Pages

Wednesday, September 25, 2013

Hell's Kitchen


Hell doesn't have a kitchen. Hell is a kitchen. It's a kitchen with white tile floor so that you see and feel every particle of food waste that drips on to it. A kitchen with a stack of dishes so high that they call it Mt. Doom. A kitchen with trash that reeks of rotting meat and old cabbage. A kitchen where all the pots and pans are way to high too reach. A kitchen with infinite Tupperware but no lids. A kitchen with a microwave that doesn't rotate, a stove that smokes, and a refrigerator that doesn't stay closed. In essence, Hell's Kitchen is my apartment kitchen.

God has given me a few Catch 22s to work through. The quagmire that has so particularly vexed me of late is my love of eating vs. my hatred of cooking.
Guys, I love eating, but I hate cooking.
HATE.
Like, I never get so close to swearing as I do when I am cooking.

I'm going to college so that I can make enough money to never cook again. As far as I'm concerned the purpose of getting rich is so that you don't have to make your own food. That's why a Culinary Arts degree is the biggest joke in the world. WHAT'S THE POINT OF MAKING GOOD MONEY IF YOU STILL WIND UP COOKING FOR YOURSELF?
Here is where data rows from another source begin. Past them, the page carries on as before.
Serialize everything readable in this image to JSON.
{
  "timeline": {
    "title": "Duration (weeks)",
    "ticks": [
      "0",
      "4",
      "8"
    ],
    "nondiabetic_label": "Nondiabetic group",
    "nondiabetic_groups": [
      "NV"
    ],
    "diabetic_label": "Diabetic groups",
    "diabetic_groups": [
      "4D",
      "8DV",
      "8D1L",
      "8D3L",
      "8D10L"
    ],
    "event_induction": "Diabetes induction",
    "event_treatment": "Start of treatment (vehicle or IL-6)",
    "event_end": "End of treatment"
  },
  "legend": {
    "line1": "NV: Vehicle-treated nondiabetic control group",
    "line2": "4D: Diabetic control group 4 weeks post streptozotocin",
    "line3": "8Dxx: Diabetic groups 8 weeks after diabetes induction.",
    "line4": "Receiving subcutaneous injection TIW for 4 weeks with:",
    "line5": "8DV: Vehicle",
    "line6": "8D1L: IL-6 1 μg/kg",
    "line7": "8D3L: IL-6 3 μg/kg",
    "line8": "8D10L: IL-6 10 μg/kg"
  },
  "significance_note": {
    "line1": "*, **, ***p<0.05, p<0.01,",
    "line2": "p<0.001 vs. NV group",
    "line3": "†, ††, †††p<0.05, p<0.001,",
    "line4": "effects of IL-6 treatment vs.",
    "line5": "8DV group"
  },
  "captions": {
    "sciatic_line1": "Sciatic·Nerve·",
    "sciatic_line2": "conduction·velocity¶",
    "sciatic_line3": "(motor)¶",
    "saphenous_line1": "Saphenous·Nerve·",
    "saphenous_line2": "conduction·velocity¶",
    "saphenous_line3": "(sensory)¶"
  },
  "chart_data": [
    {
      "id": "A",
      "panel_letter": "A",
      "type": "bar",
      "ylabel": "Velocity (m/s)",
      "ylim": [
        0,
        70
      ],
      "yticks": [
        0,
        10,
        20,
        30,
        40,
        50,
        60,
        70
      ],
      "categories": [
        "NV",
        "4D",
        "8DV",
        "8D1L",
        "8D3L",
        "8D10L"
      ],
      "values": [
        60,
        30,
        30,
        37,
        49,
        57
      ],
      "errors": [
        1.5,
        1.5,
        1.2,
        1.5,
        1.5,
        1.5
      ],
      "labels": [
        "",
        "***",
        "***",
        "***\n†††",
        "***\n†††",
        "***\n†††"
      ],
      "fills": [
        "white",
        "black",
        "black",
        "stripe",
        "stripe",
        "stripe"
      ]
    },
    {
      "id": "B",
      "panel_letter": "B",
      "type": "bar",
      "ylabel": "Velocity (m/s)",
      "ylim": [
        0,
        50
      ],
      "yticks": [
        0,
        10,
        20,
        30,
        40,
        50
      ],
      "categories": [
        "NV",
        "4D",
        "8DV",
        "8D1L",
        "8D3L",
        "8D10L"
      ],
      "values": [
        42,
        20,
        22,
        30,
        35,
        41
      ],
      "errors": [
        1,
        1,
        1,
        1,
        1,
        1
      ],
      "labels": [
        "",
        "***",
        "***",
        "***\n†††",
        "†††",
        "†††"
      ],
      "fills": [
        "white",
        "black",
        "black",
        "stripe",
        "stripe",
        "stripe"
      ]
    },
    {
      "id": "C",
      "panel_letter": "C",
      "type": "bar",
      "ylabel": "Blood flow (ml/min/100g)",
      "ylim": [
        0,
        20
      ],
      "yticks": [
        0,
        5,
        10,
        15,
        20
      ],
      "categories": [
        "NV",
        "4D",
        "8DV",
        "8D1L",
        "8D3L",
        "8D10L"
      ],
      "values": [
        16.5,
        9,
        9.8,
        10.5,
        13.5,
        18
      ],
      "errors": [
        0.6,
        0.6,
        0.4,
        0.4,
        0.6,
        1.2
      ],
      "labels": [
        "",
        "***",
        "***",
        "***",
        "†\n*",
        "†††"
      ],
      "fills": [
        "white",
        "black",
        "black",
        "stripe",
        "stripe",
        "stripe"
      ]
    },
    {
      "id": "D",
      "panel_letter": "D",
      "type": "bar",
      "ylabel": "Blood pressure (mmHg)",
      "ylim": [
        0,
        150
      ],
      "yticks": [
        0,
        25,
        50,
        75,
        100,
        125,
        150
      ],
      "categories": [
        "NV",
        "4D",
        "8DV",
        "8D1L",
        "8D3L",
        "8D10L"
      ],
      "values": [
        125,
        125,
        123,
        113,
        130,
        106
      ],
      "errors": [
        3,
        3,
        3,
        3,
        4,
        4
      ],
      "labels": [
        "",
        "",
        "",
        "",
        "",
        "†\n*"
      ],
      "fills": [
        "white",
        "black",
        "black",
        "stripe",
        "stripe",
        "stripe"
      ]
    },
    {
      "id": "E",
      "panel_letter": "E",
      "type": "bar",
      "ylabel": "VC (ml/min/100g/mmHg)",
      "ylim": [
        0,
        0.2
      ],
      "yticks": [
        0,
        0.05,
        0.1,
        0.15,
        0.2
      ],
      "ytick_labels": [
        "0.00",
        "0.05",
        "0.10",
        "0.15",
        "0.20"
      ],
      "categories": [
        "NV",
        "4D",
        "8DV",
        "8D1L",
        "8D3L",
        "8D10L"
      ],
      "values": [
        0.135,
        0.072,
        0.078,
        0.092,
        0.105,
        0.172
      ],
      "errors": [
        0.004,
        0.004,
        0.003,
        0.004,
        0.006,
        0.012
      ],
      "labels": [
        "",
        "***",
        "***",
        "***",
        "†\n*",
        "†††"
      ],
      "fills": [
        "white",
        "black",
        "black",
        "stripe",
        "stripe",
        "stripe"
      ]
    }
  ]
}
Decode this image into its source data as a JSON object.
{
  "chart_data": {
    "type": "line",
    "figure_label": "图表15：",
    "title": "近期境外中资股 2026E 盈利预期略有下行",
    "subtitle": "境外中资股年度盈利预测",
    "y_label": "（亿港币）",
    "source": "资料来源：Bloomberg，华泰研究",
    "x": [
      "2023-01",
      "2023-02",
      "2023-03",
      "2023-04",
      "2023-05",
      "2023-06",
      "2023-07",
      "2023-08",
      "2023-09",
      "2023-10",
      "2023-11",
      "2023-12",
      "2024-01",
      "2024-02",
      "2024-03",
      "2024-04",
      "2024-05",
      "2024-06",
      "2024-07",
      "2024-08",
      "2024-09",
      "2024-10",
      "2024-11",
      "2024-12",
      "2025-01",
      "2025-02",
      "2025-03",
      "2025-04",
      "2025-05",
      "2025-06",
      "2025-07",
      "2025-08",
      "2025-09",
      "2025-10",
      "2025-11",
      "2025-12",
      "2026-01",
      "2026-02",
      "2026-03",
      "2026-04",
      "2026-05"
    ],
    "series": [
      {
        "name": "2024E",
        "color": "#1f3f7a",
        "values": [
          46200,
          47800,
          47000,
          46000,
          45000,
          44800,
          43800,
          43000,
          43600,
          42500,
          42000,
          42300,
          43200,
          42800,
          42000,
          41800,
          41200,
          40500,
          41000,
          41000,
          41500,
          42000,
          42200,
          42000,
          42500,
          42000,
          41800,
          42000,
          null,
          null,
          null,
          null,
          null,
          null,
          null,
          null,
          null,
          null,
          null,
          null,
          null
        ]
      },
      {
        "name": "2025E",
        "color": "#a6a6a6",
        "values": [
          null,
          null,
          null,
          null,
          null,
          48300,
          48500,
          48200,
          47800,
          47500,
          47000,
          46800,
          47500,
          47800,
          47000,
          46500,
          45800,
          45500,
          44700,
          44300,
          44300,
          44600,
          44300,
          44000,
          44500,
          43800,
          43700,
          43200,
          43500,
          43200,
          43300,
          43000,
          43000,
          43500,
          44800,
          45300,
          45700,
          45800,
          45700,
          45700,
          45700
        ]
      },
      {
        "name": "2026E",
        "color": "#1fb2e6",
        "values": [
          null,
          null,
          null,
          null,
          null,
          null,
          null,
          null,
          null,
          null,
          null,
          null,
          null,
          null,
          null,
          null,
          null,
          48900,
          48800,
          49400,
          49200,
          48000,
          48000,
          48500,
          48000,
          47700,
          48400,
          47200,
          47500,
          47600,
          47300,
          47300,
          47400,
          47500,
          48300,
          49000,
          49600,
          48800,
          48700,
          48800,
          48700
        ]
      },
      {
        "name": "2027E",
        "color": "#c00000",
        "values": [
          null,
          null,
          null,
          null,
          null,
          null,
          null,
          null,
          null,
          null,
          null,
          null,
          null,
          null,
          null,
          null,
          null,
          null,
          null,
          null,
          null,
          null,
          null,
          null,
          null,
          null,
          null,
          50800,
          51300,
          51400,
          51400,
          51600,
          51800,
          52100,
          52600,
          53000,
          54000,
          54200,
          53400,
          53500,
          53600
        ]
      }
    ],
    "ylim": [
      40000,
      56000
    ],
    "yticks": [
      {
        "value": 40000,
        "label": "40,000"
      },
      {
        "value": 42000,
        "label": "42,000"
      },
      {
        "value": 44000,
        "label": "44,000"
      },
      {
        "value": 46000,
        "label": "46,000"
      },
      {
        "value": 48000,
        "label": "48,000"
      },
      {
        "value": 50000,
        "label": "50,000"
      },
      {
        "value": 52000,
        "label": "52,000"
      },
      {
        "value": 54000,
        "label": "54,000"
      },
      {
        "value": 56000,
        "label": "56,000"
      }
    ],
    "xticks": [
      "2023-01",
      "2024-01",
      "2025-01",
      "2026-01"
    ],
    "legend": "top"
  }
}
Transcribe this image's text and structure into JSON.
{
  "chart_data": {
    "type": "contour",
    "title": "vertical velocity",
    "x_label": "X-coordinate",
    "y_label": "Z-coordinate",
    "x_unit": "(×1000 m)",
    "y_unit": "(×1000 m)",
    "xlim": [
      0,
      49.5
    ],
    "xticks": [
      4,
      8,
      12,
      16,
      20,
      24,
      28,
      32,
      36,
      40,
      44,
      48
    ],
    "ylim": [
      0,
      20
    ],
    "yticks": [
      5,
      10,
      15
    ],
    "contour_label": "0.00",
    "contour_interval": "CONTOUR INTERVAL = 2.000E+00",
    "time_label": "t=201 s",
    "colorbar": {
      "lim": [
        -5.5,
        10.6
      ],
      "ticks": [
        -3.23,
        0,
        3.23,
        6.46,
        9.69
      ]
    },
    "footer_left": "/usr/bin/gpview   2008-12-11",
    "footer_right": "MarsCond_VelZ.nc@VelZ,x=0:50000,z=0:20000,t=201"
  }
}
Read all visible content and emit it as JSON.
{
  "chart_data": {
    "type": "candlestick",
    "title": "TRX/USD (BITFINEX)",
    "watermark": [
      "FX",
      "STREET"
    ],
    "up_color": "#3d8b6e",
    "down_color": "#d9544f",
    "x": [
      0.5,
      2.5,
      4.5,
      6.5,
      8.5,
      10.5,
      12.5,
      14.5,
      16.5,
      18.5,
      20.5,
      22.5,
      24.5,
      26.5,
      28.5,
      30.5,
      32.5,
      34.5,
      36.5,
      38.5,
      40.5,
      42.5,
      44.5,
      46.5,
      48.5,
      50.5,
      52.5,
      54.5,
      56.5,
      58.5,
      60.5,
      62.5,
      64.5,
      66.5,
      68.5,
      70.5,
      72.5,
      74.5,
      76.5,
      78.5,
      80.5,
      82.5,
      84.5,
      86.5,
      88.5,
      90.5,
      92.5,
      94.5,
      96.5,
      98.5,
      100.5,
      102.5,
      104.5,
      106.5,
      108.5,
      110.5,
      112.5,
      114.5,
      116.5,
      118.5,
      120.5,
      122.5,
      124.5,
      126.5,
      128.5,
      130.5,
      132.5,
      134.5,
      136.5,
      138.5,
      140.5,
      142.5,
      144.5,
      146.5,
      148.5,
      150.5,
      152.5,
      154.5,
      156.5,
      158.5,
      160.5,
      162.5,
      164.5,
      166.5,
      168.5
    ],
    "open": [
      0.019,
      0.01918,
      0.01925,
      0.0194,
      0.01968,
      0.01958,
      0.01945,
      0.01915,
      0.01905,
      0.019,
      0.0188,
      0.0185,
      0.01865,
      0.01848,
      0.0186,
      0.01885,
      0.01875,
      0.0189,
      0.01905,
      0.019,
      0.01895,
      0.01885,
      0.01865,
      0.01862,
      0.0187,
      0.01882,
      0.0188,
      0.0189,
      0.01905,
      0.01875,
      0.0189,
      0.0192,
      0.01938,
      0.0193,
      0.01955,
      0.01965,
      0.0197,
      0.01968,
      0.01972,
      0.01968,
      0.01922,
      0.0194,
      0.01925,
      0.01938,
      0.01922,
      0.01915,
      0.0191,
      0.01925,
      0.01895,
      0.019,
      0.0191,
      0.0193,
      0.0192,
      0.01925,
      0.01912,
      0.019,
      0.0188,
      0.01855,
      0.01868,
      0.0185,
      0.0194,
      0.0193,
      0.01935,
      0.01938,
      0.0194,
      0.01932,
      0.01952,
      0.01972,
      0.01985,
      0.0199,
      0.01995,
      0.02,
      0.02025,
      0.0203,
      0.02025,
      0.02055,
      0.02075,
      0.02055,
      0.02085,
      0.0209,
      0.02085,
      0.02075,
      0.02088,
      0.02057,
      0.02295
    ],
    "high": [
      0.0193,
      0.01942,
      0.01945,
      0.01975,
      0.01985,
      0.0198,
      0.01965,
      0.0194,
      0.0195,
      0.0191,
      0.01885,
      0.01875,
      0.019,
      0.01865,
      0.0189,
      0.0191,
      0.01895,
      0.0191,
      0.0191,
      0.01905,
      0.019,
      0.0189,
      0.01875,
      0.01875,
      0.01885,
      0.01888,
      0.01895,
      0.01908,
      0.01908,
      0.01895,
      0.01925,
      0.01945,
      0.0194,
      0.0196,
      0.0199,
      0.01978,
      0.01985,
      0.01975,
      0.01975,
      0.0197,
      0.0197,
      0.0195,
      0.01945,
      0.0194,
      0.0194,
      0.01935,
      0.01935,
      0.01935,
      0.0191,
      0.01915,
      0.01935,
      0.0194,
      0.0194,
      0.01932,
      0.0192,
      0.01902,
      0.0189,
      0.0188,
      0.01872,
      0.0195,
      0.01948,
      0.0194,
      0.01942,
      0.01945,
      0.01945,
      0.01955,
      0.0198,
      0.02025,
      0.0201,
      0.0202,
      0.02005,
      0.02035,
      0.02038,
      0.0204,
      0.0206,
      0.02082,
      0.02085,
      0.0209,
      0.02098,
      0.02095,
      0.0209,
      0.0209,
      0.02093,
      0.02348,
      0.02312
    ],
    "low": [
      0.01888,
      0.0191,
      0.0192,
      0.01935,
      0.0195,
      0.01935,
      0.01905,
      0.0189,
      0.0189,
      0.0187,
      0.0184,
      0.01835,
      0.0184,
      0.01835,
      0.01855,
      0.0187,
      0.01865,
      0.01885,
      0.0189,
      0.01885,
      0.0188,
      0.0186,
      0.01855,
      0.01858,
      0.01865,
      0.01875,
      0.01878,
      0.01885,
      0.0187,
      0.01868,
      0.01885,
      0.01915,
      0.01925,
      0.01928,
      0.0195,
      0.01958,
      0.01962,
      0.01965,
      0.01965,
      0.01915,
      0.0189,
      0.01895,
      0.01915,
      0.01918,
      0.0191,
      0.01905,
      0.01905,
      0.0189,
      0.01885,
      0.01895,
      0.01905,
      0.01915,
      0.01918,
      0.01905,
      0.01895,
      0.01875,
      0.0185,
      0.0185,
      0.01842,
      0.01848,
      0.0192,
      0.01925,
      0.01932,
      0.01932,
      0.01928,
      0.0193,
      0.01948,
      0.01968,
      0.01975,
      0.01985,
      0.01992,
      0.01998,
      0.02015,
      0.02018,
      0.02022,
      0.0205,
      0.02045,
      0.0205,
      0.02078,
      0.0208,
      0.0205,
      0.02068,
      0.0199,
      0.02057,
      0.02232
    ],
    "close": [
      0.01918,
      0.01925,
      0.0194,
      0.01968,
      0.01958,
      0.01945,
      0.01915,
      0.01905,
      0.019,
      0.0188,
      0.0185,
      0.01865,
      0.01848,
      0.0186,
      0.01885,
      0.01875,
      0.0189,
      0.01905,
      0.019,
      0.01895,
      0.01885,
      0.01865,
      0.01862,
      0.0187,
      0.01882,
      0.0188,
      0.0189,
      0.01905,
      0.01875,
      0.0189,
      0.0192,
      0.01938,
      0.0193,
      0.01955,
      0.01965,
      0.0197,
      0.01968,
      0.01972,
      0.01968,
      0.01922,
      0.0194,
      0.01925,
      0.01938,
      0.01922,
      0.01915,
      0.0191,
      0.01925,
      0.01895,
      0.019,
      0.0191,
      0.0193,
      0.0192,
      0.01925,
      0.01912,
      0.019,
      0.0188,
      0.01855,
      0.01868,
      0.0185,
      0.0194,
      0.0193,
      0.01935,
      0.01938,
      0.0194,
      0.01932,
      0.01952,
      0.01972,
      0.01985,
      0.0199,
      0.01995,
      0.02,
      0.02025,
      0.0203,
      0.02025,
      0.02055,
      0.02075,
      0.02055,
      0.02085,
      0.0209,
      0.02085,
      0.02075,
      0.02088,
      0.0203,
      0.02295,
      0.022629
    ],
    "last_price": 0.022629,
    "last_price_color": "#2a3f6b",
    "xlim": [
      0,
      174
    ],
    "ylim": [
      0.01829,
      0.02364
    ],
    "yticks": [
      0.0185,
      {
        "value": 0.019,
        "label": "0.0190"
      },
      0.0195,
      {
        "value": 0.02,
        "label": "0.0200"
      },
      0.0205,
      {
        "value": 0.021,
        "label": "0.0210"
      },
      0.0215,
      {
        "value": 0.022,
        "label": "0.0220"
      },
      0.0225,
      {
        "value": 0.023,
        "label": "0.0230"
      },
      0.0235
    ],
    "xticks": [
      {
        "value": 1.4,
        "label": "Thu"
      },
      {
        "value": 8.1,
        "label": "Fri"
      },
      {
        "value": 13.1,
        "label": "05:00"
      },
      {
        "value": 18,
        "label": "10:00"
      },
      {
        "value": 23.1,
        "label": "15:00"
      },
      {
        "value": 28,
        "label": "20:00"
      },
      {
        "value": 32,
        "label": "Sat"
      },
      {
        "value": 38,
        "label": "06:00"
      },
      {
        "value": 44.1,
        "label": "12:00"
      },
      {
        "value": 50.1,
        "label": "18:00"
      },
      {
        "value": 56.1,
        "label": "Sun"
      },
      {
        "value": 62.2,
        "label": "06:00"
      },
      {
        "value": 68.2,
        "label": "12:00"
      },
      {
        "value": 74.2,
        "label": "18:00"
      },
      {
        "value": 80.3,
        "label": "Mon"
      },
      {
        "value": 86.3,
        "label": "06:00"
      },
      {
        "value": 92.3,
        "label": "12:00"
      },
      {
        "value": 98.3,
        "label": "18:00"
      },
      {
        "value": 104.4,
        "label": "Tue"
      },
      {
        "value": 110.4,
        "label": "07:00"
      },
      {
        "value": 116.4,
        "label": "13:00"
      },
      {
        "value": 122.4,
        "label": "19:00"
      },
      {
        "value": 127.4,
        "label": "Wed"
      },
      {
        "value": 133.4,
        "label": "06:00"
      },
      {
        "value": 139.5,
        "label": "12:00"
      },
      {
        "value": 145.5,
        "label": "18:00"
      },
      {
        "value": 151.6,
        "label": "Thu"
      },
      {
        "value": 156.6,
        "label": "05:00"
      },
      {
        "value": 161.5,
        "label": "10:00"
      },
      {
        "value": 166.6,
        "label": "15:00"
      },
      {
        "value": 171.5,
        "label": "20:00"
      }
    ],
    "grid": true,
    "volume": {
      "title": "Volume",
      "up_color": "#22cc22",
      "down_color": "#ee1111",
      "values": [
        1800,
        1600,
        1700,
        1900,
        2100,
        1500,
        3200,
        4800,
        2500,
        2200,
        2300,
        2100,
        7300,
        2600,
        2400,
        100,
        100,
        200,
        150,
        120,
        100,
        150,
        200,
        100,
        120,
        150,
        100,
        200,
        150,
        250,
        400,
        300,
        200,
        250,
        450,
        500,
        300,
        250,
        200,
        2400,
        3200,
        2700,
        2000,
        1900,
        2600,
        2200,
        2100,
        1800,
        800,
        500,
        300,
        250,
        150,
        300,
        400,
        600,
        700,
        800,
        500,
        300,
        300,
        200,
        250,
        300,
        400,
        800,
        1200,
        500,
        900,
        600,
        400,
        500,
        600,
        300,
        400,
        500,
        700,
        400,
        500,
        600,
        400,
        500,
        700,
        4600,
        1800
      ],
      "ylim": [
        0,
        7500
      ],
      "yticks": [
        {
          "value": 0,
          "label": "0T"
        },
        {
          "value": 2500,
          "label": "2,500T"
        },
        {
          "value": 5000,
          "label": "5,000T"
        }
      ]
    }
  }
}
When I'm stirring a pot I feel like all the elements of the universe have conspired together to stir the pot of my life. Only, my life isn't a pot; it's a hornets' nest. I'm not crying because I'm cutting onions. Oh wait, yes I am. I just hate cutting onions so much that I can't hold back the tears.

Some people were born to cook. I am not one of those people. "Make your own food," they said. "It'll be fun," they said. Two hours later the house is a mess, the embers of an unidentifiable mass are still smoking, and you can't tell that I've been crying rivers because I'm soaked from the explosive sink that showered me when I tried rinsing off a spoon and now I have to explain to everyone I talk to for the next half hour that I didn't wet my pants... again.

When I make cookies for people they say, "Thanks for the biscuits." When I make barbecue chicken, it has to be thrown away because it breaks four health code restrictions, five UN ordinances, and two terms of agreement of the Geneva Convention.  My roommates sees my outcast food and asks who vomited in the trash. Only all my hopes and dreams.

It all started with the bread maker, or rather the dough maker. Whatever it's called, it wasted my hard-earned dough and didn't make me bread. It just made me sad. IS ONE SLICE OF HOMEMADE BREAD TOO MUCH TO ASK?! OH THE HUMANITY!!

I can't have my cake and bake it too.